🤖 AI Summary
This work addresses the challenge of multi-objective evaluation in the CTF4Science Lorenz challenge—encompassing short-term prediction, long-term distribution matching, and full-trajectory reconstruction—by proposing a metric-aware hybrid forecasting architecture. The approach employs task-specific models tailored to each objective, revealing that a single unified model struggles to simultaneously satisfy all criteria. The methodology integrates synthetic data pretraining for denoising, fitting of the Lorenz ordinary differential equations, and trajectory shooting, augmented by a novel histogram tail replacement technique based on a synthetic Lorenz ensemble. The resulting system achieves a score of 83.83551 on the public leaderboard, which further improves to 83.85529 with minor refinements, demonstrating that precise alignment between tasks and dedicated models is crucial for maximizing overall performance.
📝 Abstract
We describe our approach to the CTF4Science Lorenz challenge, a benchmark that mixes short-horizon forecasting, long-time distribution matching, and trajectory reconstruction across nine task pairs. The key discovery is that no single model family dominated all metrics. Instead, we built a metric-aware hybrid system that assigned a different predictor to each metric family: (1) synthetic-pretrained denoisers for full-trajectory reconstruction, (2) Lorenz ODE fitting and trajectory shooting for the first 20 forecast steps, and (3) histogram-tail substitution using synthetic Lorenz libraries for long-time evaluation.
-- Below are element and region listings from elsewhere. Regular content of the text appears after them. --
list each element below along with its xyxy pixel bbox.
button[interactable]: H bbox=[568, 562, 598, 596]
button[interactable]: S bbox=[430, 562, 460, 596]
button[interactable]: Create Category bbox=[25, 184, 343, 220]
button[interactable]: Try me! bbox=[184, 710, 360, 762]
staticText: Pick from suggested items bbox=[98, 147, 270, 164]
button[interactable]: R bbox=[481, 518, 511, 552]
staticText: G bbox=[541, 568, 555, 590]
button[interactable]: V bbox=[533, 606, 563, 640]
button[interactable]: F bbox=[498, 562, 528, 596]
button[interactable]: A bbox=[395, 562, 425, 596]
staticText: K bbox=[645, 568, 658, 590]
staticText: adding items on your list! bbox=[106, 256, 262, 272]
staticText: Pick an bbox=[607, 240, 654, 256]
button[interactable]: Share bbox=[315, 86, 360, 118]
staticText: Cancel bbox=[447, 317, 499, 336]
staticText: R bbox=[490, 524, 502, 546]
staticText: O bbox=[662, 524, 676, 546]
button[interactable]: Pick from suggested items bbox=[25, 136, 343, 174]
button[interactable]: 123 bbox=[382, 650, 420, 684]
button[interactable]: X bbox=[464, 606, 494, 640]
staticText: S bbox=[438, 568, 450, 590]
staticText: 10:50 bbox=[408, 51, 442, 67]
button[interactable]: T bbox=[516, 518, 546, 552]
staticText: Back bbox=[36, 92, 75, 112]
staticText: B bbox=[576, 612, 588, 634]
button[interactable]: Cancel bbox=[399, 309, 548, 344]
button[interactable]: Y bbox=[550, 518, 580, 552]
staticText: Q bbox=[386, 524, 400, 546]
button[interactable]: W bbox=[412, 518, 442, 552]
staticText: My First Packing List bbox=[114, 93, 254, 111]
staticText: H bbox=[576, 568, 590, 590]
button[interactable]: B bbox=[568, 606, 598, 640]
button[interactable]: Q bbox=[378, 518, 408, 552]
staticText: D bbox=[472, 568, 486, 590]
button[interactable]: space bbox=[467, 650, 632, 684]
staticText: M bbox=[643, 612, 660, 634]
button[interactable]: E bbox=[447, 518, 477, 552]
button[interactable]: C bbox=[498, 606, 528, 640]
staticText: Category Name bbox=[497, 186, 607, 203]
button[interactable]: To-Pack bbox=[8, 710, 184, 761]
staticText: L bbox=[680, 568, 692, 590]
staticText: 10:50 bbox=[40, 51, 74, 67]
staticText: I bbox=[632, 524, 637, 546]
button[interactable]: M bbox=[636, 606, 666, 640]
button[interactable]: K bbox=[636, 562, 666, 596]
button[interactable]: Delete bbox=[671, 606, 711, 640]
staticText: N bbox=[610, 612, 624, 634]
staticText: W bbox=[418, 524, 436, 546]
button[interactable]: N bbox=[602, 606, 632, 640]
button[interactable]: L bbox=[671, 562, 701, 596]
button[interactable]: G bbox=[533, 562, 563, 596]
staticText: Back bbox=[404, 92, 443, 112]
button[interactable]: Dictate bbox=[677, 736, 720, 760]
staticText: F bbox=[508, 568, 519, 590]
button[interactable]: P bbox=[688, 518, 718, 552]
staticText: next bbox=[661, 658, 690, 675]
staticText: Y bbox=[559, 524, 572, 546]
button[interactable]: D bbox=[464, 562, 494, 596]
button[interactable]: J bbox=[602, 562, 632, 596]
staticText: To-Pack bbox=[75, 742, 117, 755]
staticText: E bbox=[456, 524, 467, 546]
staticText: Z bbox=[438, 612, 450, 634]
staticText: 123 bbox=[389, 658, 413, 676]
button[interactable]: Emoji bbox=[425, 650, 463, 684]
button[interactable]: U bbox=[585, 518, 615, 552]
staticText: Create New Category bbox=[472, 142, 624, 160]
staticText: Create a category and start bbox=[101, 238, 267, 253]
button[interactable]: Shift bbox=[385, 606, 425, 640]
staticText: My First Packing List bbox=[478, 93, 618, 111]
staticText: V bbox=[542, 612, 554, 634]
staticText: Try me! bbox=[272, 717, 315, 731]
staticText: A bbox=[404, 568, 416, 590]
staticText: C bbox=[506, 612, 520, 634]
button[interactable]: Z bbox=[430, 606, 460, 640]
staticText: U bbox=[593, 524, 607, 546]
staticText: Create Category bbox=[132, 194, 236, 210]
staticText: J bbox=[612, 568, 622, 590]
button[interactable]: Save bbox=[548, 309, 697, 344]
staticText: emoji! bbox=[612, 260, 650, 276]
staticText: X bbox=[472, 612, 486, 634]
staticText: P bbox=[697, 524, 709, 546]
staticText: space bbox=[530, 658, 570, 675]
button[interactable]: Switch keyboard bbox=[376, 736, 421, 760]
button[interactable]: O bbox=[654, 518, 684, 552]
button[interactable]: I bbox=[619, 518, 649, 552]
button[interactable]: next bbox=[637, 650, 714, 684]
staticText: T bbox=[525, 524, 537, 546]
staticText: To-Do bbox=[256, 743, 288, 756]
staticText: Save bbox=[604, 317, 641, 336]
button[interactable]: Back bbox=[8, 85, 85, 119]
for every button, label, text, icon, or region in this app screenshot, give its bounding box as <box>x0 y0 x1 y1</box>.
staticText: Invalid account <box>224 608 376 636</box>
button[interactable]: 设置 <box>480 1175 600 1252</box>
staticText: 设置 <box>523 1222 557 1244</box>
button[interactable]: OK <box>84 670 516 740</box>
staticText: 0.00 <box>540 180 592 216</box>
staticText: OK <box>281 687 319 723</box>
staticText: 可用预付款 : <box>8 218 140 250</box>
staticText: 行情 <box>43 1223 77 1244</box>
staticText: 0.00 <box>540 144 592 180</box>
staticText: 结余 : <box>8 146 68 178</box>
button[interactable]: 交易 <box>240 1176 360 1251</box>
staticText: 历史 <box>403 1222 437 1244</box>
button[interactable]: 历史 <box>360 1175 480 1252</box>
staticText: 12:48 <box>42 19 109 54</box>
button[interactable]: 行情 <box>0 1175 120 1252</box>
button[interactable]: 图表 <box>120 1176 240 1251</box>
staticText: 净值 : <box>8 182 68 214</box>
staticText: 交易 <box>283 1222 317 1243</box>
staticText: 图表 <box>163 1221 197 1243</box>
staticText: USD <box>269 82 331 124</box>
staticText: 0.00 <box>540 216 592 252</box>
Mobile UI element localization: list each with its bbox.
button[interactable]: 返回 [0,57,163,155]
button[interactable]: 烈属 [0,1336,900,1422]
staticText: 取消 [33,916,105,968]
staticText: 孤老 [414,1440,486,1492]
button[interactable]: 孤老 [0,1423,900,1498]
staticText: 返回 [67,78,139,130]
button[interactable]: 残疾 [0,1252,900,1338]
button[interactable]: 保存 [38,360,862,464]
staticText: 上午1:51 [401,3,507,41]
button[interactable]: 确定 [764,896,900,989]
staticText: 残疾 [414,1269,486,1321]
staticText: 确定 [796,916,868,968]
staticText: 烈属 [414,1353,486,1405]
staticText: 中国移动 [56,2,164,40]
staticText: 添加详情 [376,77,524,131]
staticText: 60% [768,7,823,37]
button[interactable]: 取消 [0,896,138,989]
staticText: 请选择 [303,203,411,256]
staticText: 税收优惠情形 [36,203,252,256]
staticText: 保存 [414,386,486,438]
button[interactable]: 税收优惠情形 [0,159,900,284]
A representative mature submission from this system family scored 83.83551 on the public leaderboard, and a small follow-up stack of the same ideas reached 83.85529. We focus on the cleaner intermediate system because it captures the full method while remaining simple enough to reproduce and analyze, while the final submission can be understood as a conservative extension of the same backbone.